All in the Family

Quentin Carbone lusted after this ’67 L71 coupe for years. In the end, he got far more than just the car

February 9, 2017
All in the Family 1
All in the Family 2
All in the Family 3
All in the Family 4
All in the Family 5
All in the Family 6
All in the Family 7
All in the Family 8

About 20 years ago Quentin Carbone was starting his construction business in New York City. He needed a subcontractor who was excellent at building and renovating storefronts, and his father recommended a friend by the name of John Tara. Carbone and Tara did end up doing business with one another, and out of that grew a friendship, strengthened in large measure by their mutual love for vintage cars. Tara had a fairly substantial collection that included a few Corvettes, and Carbone was well on his way to becoming a self-described Corvette fanatic himself.

“I had a 1968 convertible that I purchased in 1986,” he remembers. “I really enjoyed driving the car, but it sat in the garage a lot because it wasn’t very reliable.” The lightly modified C3 was “gorgeous,” according to Carbone, thanks to its candy-apple red paint, Centerline rims, white top and chromed-out LT-1 engine. “I loved it, but I started to realize that getting a stock…Corvette may be a better way to go.”

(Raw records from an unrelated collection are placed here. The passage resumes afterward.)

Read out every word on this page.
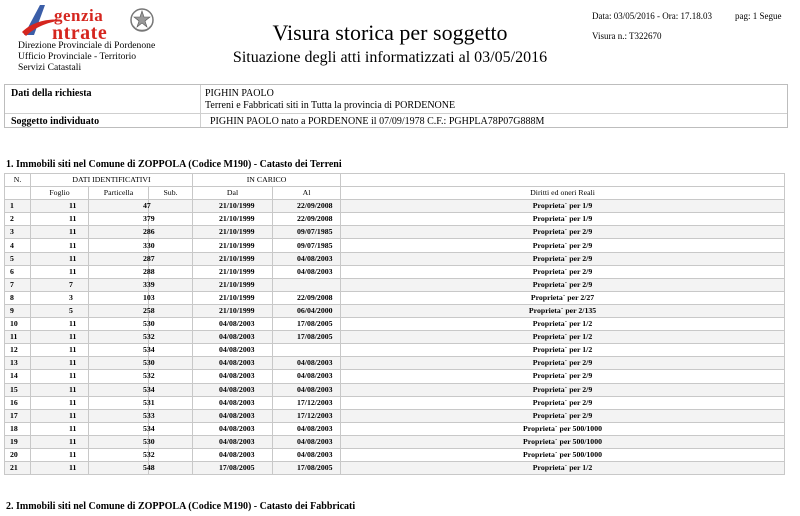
genzia
ntrate
Direzione Provinciale di Pordenone
Ufficio Provinciale - Territorio
Servizi Catastali
Visura storica per soggetto
Situazione degli atti informatizzati al 03/05/2016
Data: 03/05/2016 - Ora: 17.18.03	pag: 1 Segue
Visura n.: T322670
Dati della richiesta	PIGHIN PAOLO
Terreni e Fabbricati siti in Tutta la provincia di PORDENONE
Soggetto individuato	PIGHIN PAOLO nato a PORDENONE il 07/09/1978 C.F.: PGHPLA78P07G888M
1. Immobili siti nel Comune di ZOPPOLA (Codice M190) - Catasto dei Terreni
N.	DATI IDENTIFICATIVI			IN CARICO		
	Foglio	Particella	Sub.	Dal	Al	Diritti ed oneri Reali
1	11	47		21/10/1999	22/09/2008	Proprieta` per 1/9
2	11	379		21/10/1999	22/09/2008	Proprieta` per 1/9
3	11	286		21/10/1999	09/07/1985	Proprieta` per 2/9
4	11	330		21/10/1999	09/07/1985	Proprieta` per 2/9
5	11	287		21/10/1999	04/08/2003	Proprieta` per 2/9
6	11	288		21/10/1999	04/08/2003	Proprieta` per 2/9
7	7	339		21/10/1999		Proprieta` per 2/9
8	3	103		21/10/1999	22/09/2008	Proprieta` per 2/27
9	5	258		21/10/1999	06/04/2000	Proprieta` per 2/135
10	11	530		04/08/2003	17/08/2005	Proprieta` per 1/2
11	11	532		04/08/2003	17/08/2005	Proprieta` per 1/2
12	11	534		04/08/2003		Proprieta` per 1/2
13	11	530		04/08/2003	04/08/2003	Proprieta` per 2/9
14	11	532		04/08/2003	04/08/2003	Proprieta` per 2/9
15	11	534		04/08/2003	04/08/2003	Proprieta` per 2/9
16	11	531		04/08/2003	17/12/2003	Proprieta` per 2/9
17	11	533		04/08/2003	17/12/2003	Proprieta` per 2/9
18	11	534		04/08/2003	04/08/2003	Proprieta` per 500/1000
19	11	530		04/08/2003	04/08/2003	Proprieta` per 500/1000
20	11	532		04/08/2003	04/08/2003	Proprieta` per 500/1000
21	11	548		17/08/2005	17/08/2005	Proprieta` per 1/2
2. Immobili siti nel Comune di ZOPPOLA (Codice M190) - Catasto dei Fabbricati
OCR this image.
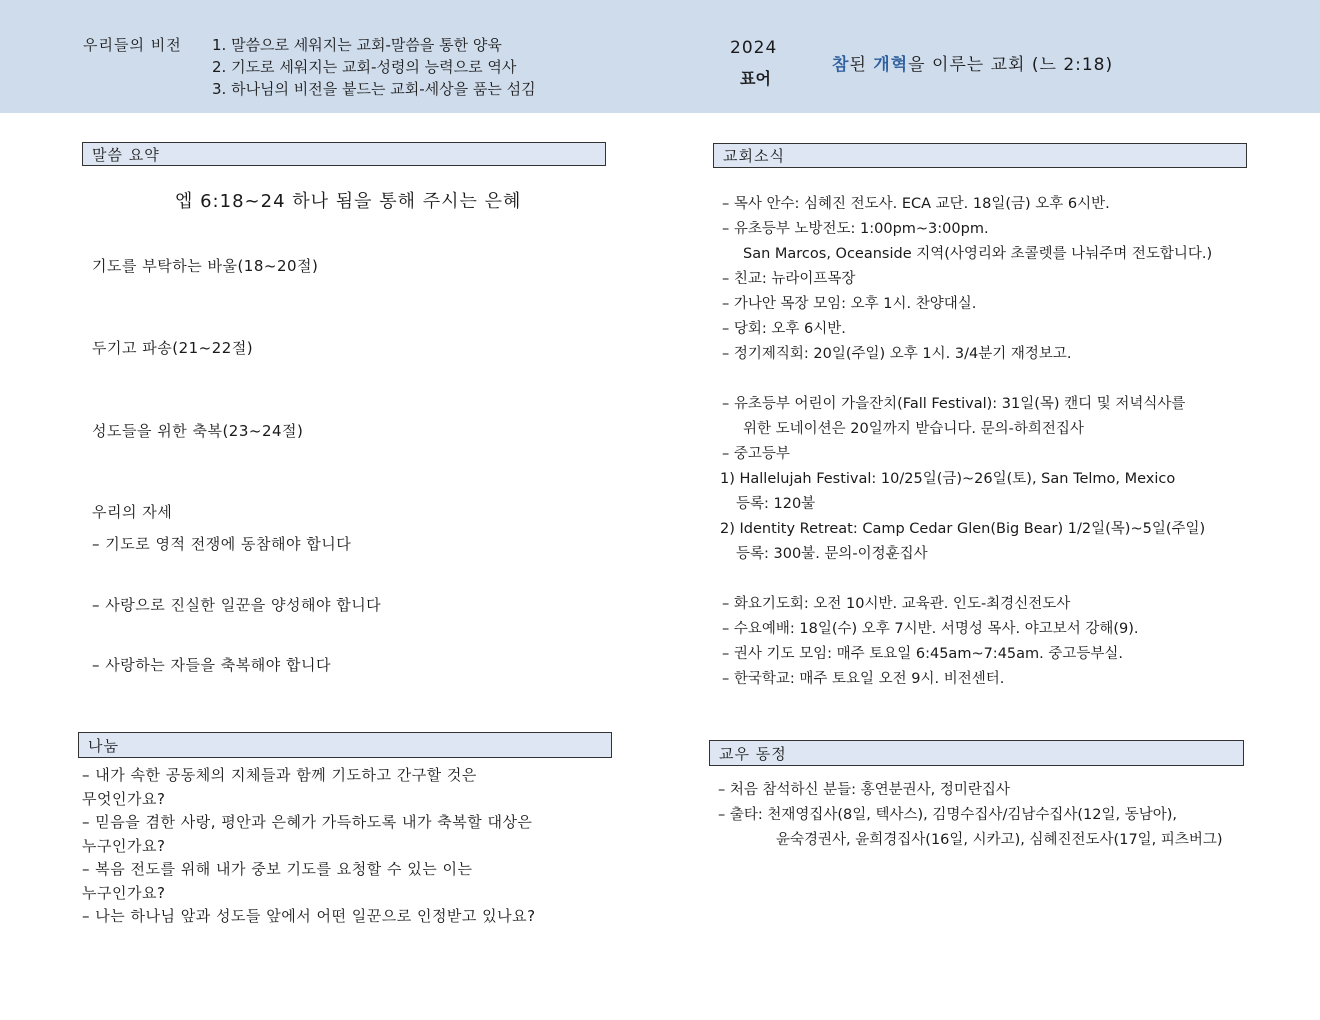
우리들의 비전 1. 말씀으로 세워지는 교회-말씀을 통한 양육
2. 기도로 세워지는 교회-성령의 능력으로 역사
3. 하나님의 비전을 붙드는 교회-세상을 품는 섬김
2024
표어
참된 개혁을 이루는 교회 (느 2:18)
말씀 요약
엡 6:18~24 하나 됨을 통해 주시는 은혜
기도를 부탁하는 바울(18~20절)
두기고 파송(21~22절)
성도들을 위한 축복(23~24절)
우리의 자세
– 기도로 영적 전쟁에 동참해야 합니다
– 사랑으로 진실한 일꾼을 양성해야 합니다
– 사랑하는 자들을 축복해야 합니다
나눔
– 내가 속한 공동체의 지체들과 함께 기도하고 간구할 것은
무엇인가요?
– 믿음을 겸한 사랑, 평안과 은혜가 가득하도록 내가 축복할 대상은
누구인가요?
– 복음 전도를 위해 내가 중보 기도를 요청할 수 있는 이는
누구인가요?
– 나는 하나님 앞과 성도들 앞에서 어떤 일꾼으로 인정받고 있나요?
교회소식
– 목사 안수: 심혜진 전도사. ECA 교단. 18일(금) 오후 6시반.
– 유초등부 노방전도: 1:00pm~3:00pm.
San Marcos, Oceanside 지역(사영리와 초콜렛를 나눠주며 전도합니다.)
– 친교: 뉴라이프목장
– 가나안 목장 모임: 오후 1시. 찬양대실.
– 당회: 오후 6시반.
– 정기제직회: 20일(주일) 오후 1시. 3/4분기 재정보고.
– 유초등부 어린이 가을잔치(Fall Festival): 31일(목) 캔디 및 저녁식사를
위한 도네이션은 20일까지 받습니다. 문의-하희전집사
– 중고등부
1) Hallelujah Festival: 10/25일(금)~26일(토), San Telmo, Mexico
등록: 120불
2) Identity Retreat: Camp Cedar Glen(Big Bear) 1/2일(목)~5일(주일)
등록: 300불. 문의-이정훈집사
– 화요기도회: 오전 10시반. 교육관. 인도-최경신전도사
– 수요예배: 18일(수) 오후 7시반. 서명성 목사. 야고보서 강해(9).
– 권사 기도 모임: 매주 토요일 6:45am~7:45am. 중고등부실.
– 한국학교: 매주 토요일 오전 9시. 비전센터.
교우 동정
– 처음 참석하신 분들: 홍연분권사, 정미란집사
– 출타: 천재영집사(8일, 텍사스), 김명수집사/김남수집사(12일, 동남아),
윤숙경권사, 윤희경집사(16일, 시카고), 심혜진전도사(17일, 피츠버그)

At the time Carbone was driving a black-on-black ’89 convertible with a six-speed, and while he describes that C4 as “a lot of fun,” the allure of another classic model was too strong to resist. “I wanted an old one that was reliable and that I could drive without worrying,” he says.

Tara took notice of Carbone’s increasing appreciation for vintage Corvettes and began showing him photos of some of the cars in his collection. “One day he showed me a photo of a 1967 big-block coupe parked right in front of Rockefeller Center,” recalls Carbone. “It was Marlboro Maroon with a black hood ‘stinger,’ and I was instantly hooked on that particular car, so my begging and groveling began.”

To the dismay of Carbone, Tara didn’t want to sell the ’67. Making matters worse in a way, it was an original L71 427/435 car, and by the late 1980s the value of original ’67 435-horsepower Vettes had skyrocketed to the point that Carbone didn’t think he could afford it even if Tara were willing to sell. Still, he didn’t permit that minor inconvenience to dissuade him from frequently reminding Tara he was interested in buying the car. This went on for years, and though Carbone eventually resigned himself to the likelihood that his friend would never sell, he didn’t stop asking. Then one day the phone rang, and all of his tenacity paid off.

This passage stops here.